Women, and particularly poor women, have become essential cogs in the wheel of financialized capitalism. Globally, women are responsible for managing household debt, and that debt has exploded over the last decade, reaching an all-time high after the COVID-19 pandemic. Across various categories of loans, including subprime lending, microcredit policies, and consumer loans, as well as rent and utilities, women are overrepresented as clients and managers, and are being enfolded into the system. The Indebted Woman discusses the crucial yet invisible roles poor women play in making and consolidating debt and credit markets. Isabelle Guérin, Santosh Kumar, and G. Venkatasubramanian spent over two decades observing a credit market that specifically targets women in the Indian countryside of east-central Tamil Nadu. They found that paying off debts required labor, frequently involved sexual transactions, and shaped women's bodies and subjectivities. Bringing together ethnography, statistical surveys, and financial diaries, they offer for the first time a comprehensive theory for this sexual division of debt that goes far beyond the Indian case, exposing the ways capitalism transforms womanhood and how this transformation in turn fuels capitalism.
About the authors
Isabelle Guérin is Senior Research Fellow at the French Institute of Research for Sustainable Development, and Associate at the French Institute of Pondicherry.

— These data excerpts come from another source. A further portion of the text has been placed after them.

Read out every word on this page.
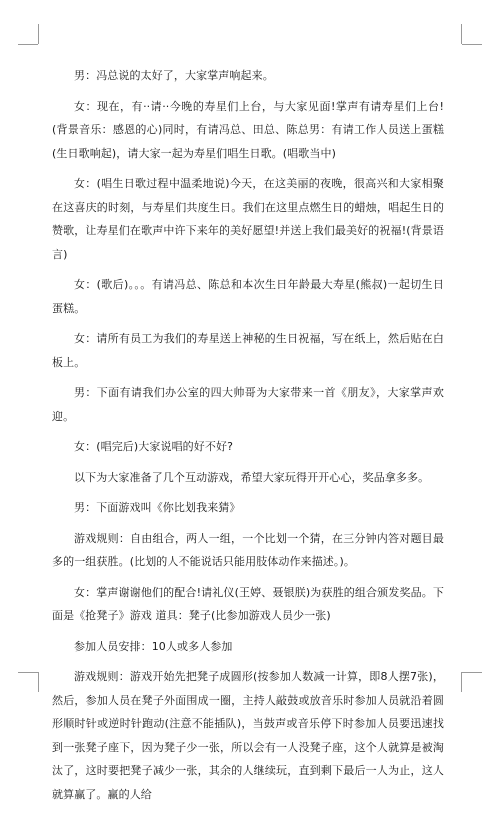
男：冯总说的太好了，大家掌声响起来。

女：现在，有··请··今晚的寿星们上台，与大家见面!掌声有请寿星们上台!(背景音乐：感恩的心)同时，有请冯总、田总、陈总男：有请工作人员送上蛋糕(生日歌响起)，请大家一起为寿星们唱生日歌。(唱歌当中)

女：(唱生日歌过程中温柔地说)今天，在这美丽的夜晚，很高兴和大家相聚在这喜庆的时刻，与寿星们共度生日。我们在这里点燃生日的蜡烛，唱起生日的赞歌，让寿星们在歌声中许下来年的美好愿望!并送上我们最美好的祝福!(背景语言)

女：(歌后)。。。有请冯总、陈总和本次生日年龄最大寿星(熊叔)一起切生日蛋糕。

女：请所有员工为我们的寿星送上神秘的生日祝福，写在纸上，然后贴在白板上。

男：下面有请我们办公室的四大帅哥为大家带来一首《朋友》，大家掌声欢迎。

女：(唱完后)大家说唱的好不好?

以下为大家准备了几个互动游戏，希望大家玩得开开心心，奖品拿多多。

男：下面游戏叫《你比划我来猜》

游戏规则：自由组合，两人一组，一个比划一个猜，在三分钟内答对题目最多的一组获胜。(比划的人不能说话只能用肢体动作来描述。)。

女：掌声谢谢他们的配合!请礼仪(王婷、聂银朕)为获胜的组合颁发奖品。下面是《抢凳子》游戏 道具：凳子(比参加游戏人员少一张)

参加人员安排：10人或多人参加

游戏规则：游戏开始先把凳子成圆形(按参加人数减一计算，即8人摆7张)，然后，参加人员在凳子外面围成一圈，主持人敲鼓或放音乐时参加人员就沿着圆形顺时针或逆时针跑动(注意不能插队)，当鼓声或音乐停下时参加人员要迅速找到一张凳子座下，因为凳子少一张，所以会有一人没凳子座，这个人就算是被淘汰了，这时要把凳子减少一张，其余的人继续玩，直到剩下最后一人为止，这人就算赢了。赢的人给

Santosh Kumar is a part-time researcher and founder and head of the Mithralaya School of music, dance, and arts.
G. Venkatasubramanian has been a sociologist and Research Fellow at the French Institute of Pondicherry for the past thirty-five years.
"This book is pathbreaking in the most literal sense: it opens the way for more studies of women and debt as central features of capitalist economies. It gives insight into the ways in which the reproduction of capital depends on women's reproductive labor as household debt managers, but also into the ways in which they strategically navigate the system."
—Joan W. Scott, Princeton University
"With gripping evidence and theoretical acumen, Guerin, Kumar, and Venkatubramanian reframe our understandings of the debt economy. By foregrounding the deeply gendered labor of debt, The Indebted Woman launches a new research agenda. A book that transcends disciplinary boundaries and moves forward the analysis of intimate economies."
—Viviana A. Zelizer, author of The Purchase of Intimacy and Economic Lives: How Culture Shapes the Economy
"The Indebted Woman is a compact account of the credit markets in South Arcot, and in particular their disproportionate effect on Dalit women.... Where the book shines is in its conscientious economic research, awakening readers to the lived experiences of Dalit women and their invisible and indispensable role in the South Indian economy."